Dec. 21 (Bloomberg) -- Oaktree Capital Group LLC, the world’s largest distressed-debt investor, is allowing some employees to receive their bonuses before the end of the year to avoid paying higher taxes, according to a person familiar with the matter.
Oaktree is giving those employees who normally receive their bonuses in February the option to get the payment by Dec. 31, said the person, who requested anonymity because compensation discussions are private. The firm traditionally distributes bonuses to a majority of its employees before the end of the year, the person said.
U.S. income tax rates for top earners and investors will rise next year for the first time since 1993 as a 3.8 percent investment income surtax and a 0.9 percent additional tax on wages take effect as part of President Barack Obama’s 2010 health-care law. In addition, rates on income, capital gains and dividends are scheduled to go up as tax cuts enacted under President George W. Bush are set to expire on Dec. 31 unless Congress acts to avoid the increase.
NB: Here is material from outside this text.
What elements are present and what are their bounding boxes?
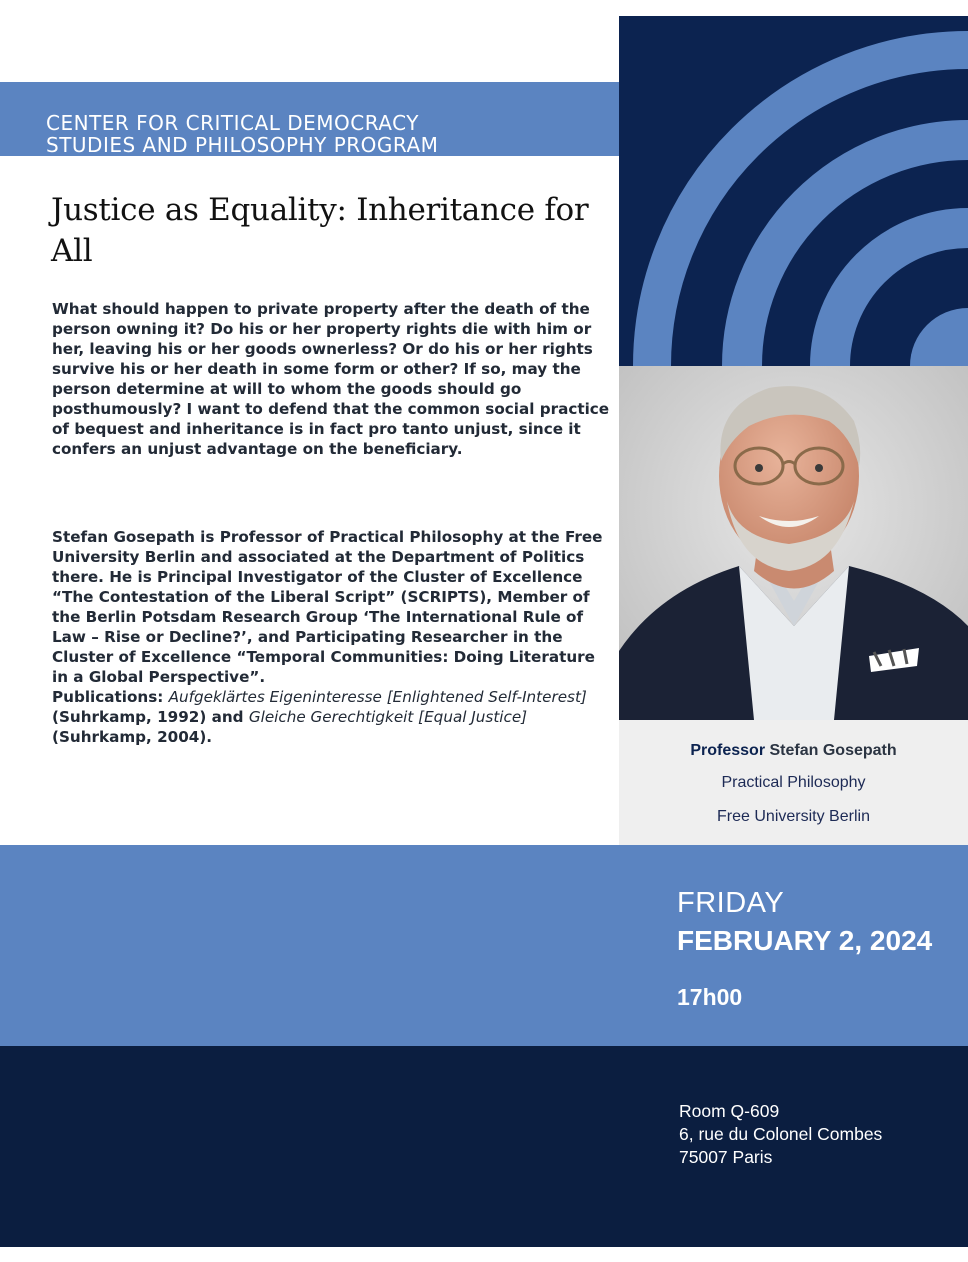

While Obama and House Speaker John Boehner have traded budget proposals, negotiations remain deadlocked as the end of the year approaches.
Oaktree is telling clients it’s targeting the lowest returns it has ever sought, Chairman Howard Marks said earlier this month. The Los Angeles-based firm, which Marks co-founded in 1995, has more than 700 employees and oversees $81 billion of assets, including distressed and corporate debt, buyout funds, real estate and convertible bonds.
Alyssa Linn, a spokeswoman for Oaktree at Sard Verbinnen & Co., declined to comment.